For the other banks, management costs continue to be too high, personnel are excessive, profitability is too low, even in view of a possible increase in interest rates and competition, Fintech and digitization are pressing. But there are also two innovations that are pushing in the direction of mergers which will greatly influence the reorganization of the entire Italian banking system: the changing of the guard at the political leadership of the country and therefore at the Ministry of the Economy (MEF) and the recent pronouncement of the Court Constitutional which promoted the reform of cooperative banks.

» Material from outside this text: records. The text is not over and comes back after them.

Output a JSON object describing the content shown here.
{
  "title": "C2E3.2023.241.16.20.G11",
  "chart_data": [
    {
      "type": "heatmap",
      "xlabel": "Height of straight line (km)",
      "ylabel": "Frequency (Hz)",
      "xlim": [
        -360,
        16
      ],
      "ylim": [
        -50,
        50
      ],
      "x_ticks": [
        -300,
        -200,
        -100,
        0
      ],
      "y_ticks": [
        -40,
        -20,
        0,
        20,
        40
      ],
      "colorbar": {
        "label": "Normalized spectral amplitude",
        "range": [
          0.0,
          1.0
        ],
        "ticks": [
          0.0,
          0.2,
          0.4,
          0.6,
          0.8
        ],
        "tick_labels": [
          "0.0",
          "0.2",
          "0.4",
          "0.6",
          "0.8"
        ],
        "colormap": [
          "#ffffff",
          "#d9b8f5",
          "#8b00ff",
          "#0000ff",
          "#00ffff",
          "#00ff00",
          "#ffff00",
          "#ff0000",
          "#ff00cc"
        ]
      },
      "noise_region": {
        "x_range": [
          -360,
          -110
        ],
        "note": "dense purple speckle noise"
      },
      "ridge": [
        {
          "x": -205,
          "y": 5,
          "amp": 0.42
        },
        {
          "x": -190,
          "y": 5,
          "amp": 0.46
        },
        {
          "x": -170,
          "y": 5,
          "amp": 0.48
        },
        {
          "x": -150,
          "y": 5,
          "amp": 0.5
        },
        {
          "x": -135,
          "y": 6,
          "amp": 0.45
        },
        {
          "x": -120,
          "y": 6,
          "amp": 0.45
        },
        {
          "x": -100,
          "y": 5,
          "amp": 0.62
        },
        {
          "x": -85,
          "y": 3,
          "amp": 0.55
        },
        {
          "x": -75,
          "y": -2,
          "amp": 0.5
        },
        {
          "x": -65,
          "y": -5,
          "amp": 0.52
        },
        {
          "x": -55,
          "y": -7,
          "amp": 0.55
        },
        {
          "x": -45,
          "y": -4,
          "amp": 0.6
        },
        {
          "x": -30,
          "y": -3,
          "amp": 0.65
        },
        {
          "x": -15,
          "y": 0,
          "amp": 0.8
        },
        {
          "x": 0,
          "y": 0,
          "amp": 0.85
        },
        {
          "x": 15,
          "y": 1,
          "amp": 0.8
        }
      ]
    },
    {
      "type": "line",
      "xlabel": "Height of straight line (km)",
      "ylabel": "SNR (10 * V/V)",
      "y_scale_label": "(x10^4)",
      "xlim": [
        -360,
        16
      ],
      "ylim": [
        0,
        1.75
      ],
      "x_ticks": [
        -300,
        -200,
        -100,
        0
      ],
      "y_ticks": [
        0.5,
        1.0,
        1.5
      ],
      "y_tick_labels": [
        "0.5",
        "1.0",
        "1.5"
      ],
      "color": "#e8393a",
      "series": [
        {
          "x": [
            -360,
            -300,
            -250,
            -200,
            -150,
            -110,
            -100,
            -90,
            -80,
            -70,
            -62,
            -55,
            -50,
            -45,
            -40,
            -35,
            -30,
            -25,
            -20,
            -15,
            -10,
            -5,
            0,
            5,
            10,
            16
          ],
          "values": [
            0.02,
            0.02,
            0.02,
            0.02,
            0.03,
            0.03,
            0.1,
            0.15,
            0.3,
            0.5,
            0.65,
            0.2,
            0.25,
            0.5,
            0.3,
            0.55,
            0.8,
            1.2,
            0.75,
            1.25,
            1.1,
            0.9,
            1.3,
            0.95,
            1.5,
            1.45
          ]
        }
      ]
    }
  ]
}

It is from here – from the Popolari and from Siena – that the reorganization will start again for a new season of mergers, alliances and mergers. This was reported a few weeks ago, arousing a storm of comments and criticisms, also by Fabrizio Pagani, the right-hand man of outgoing minister Pier Carlo Padoan, who played a decisive role in the rescue plan for Monte dei Pasqua and the entrance to the Treasury in the Sienese bank as the majority shareholder with a 68% stake. What will the new tenant of Via XX Settembre in front of the MPS do? It is not foolish to think that the new government will push Siena to concentrate, even if it will not be easy to reconcile the ambitions of a public bank for the Italian economy imagined by the Five Stars and the League with Europe's strict rules on bank capitalization and on the prohibition of state aid.

Several times the major cooperative banks have had to deny the stock market speculation that imagined new mergers with Monte dei Paschi but the tongue strikes where the tooth wants. And, Siena or not Siena, the Popolari or the former Popolari will be at the center of the new banking reorganisation. Starting from Sondrio, where Popolare will have to decide what to do after the go-ahead from the Constitutional Court for the transformation into a joint stock company, which Popolare di Bari is also about to undertake.

For Popolare di Sondrio, which will probably await the definitive pronouncement of the Council of State, the marriage project between Valtellina and Credito Valtellinese could once again become topical, fresh from a controversial capital increase. But, sooner or later, the matter of aggregations will also concern the bigwigs of the Popolari, from Ubi to Banco Bpm up to the Bper, not to mention the tribulations of Banca Carige.

Ubi and Banco Bpm are returning from two successful transactions which led, on the one hand, to the acquisition at a symbolic price of Banca Etruria, Carichieti and Banca Marche by the group led by Victor Massiah while the CEO of Banco Bpm, Giuseppe Castagna, having piloted the merger between the Veronese institute and the old Bpm, has already said that in 2018 and 2019 the bank in Piazza Meda is concentrated on completing the integration operations but that afterwards he will resume looking at consolidation opportunities . But the M&A season could start much earlier in the bank.